123 countries participate in Pangea X to fight counterfeit drugs

Counterfeit opioids and fake medical devices were a focus in the annual take-down of illicit distributors


regulatory intervention opioid

Regulatory intervention in Malaysia. Credit: Interpol

As it has for 10 years running now, Interpol, the European-based international policing agency, organized a coordinated, global effort to interdict counterfeit healthcare products and shut down illicit online pharmacies. A record 123 countries participated, says the agency. FDA has been a regular participant as well, and this year, FDA says it sent 13 warning letters to operators of 401 websites, seized nearly 100 website domain names, and intensified screenings at USPS International Mail Facilities (IMFs) in New York, Chicago and Miami, seizing nearly 500 parcels. (Sending a warning letter sounds like bureaucratic busywork, but it’s a necessary first step to further FDA action.)

Internationally, Interpol says that Pangea X resulted in 1,058 investigations; 3,584 websites being taken down; 400 arrests; and 25 million medicine packages being seized, worth an estimated $51 million. Additionally, some $500,000 worth of medical devices (implants, syringes, medical testing equipment and others) were seized. (It’s not clear whether the US data is included in these totals.) These totals were record highs.

The main trend identified during the decade of Pangea operations is the continuous growth of unauthorized and unregulated online pharmacies, which capitalize on increasing consumer demand worldwide to advertise and sell illicit or counterfeit medicines. “The fact that we still see such strong outcomes after 10 years of Pangea operations demonstrates how the online sale of illicit medicines is an ongoing, and ever increasing, challenge for law enforcement and regulatory authorities,” Interpol’s executive director of police services, Tim Morris, said in a statement.

Counterfeit opioids
The situation in the US has taken a dramatic upward swing with the availability of counterfeit opioid pills and even bulk delivery of highly dangerous synthetic opioids like fentanyl. Street dealers have taken, in some cases, to producing pills mimicking prescription opioids, which can sell at a premium to other illicit drugs. The estimated death toll in 2016 reached 64,000 in the US.

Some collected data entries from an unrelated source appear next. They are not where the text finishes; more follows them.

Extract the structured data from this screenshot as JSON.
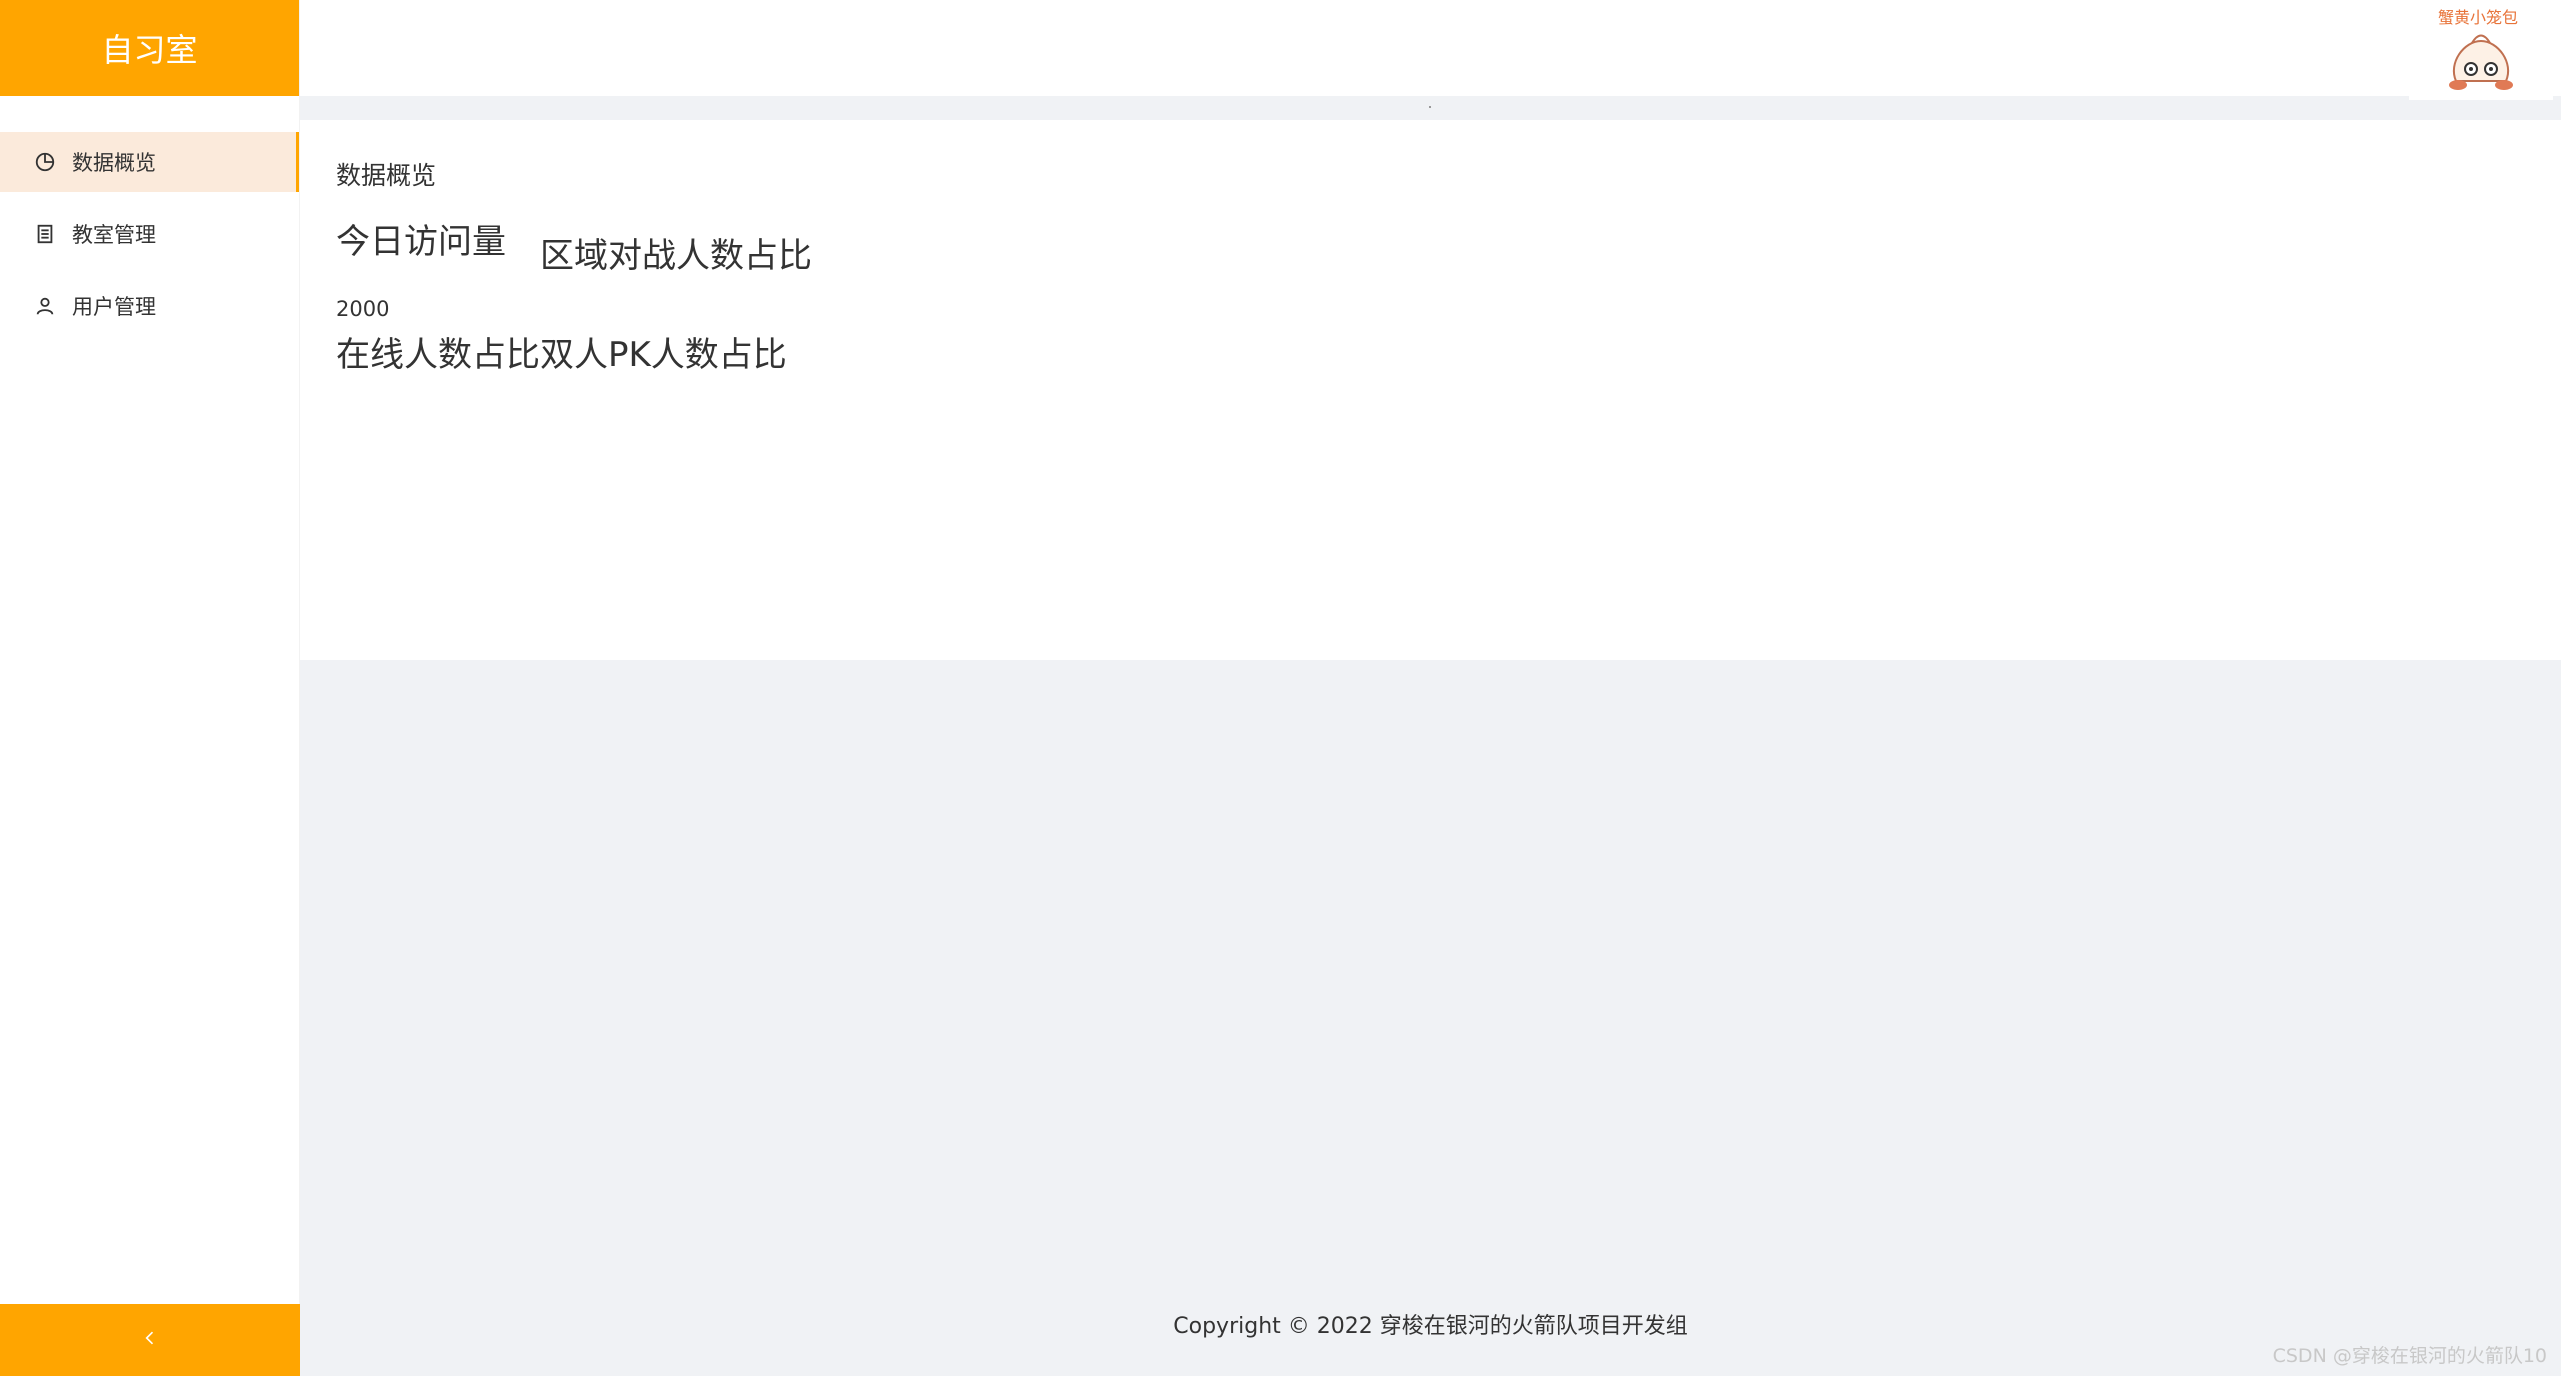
{
  "sidebar": {
    "title": "自习室",
    "items": [
      {
        "label": "数据概览",
        "icon": "pie-chart-icon",
        "active": true
      },
      {
        "label": "教室管理",
        "icon": "document-icon",
        "active": false
      },
      {
        "label": "用户管理",
        "icon": "user-icon",
        "active": false
      }
    ],
    "collapse_icon": "chevron-left-icon"
  },
  "header": {
    "avatar_icon": "mascot-avatar",
    "avatar_text": "蟹黄小笼包"
  },
  "main": {
    "card_title": "数据概览",
    "today_visits_label": "今日访问量",
    "today_visits_value": "2000",
    "region_battle_label": "区域对战人数占比",
    "online_ratio_label": "在线人数占比",
    "pk_ratio_label": "双人PK人数占比"
  },
  "footer": {
    "copyright": "Copyright © 2022 穿梭在银河的火箭队项目开发组"
  },
  "watermark": "CSDN @穿梭在银河的火箭队10",
  "colors": {
    "accent": "#ffa500",
    "active_bg": "#fbeadb",
    "page_bg": "#f0f2f5"
  }
}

“The ease with which consumers can purchase opioid products online is especially concerning to me, given the immense public health crisis of addiction facing our country,” said FDA commissioner Scott Gottlieb, M.D. “Some of the websites sold unapproved versions of multiple prescription opioids directly to US consumers. This easy and illegal availability of these controlled substances fuels the misuse and abuse of opioids. As part of a broader effort to target this illegal activity, in addition to [Pangea X], the FDA is also working on a comprehensive Enforcement Operations Work Plan that’s focused on combating the sale of foreign unapproved drugs to US consumers and aimed at increasing the scope of our operations related to these risks.”

A dedicated operations center at Interpol’s General Secretariat headquarters in Lyon, France served as the central hub for information exchange among the participating countries and agencies. From this base, the World Customs Organization (WCO) coordinated activities between participating customs administrations and the Pangea team via its secure messaging system, and a mobile Europol office in Budapest, Hungary also conducted cross-checks.

The Alliance for Safe Online Pharmacies (ASOP Global), a US-initiated but now international effort to control online pharmacy operations, saluted the Interpol effort. “The results of this global effort evidence the need for continued vigilance to combat the influx of counterfeit medicines,” said ASOP Global executive director, Libby Baney. “There are more than 30,000 active illegal online pharmacies at any given time, and 100% of the time consumers search for ‘buy medicine online,’ they will be directed to illegal and unsafe websites.”

Results from a 2017 ASOP Global survey reveal that a majority of consumers have or are likely to use the Internet as a potential source for prescription medicines, but 95% of those consumers are unaware of how to find safe online pharmacies, including the .pharmacy program administered by the National Assn. of Boards of Pharmacy (NABP) and LegitScript’s URL verification tool.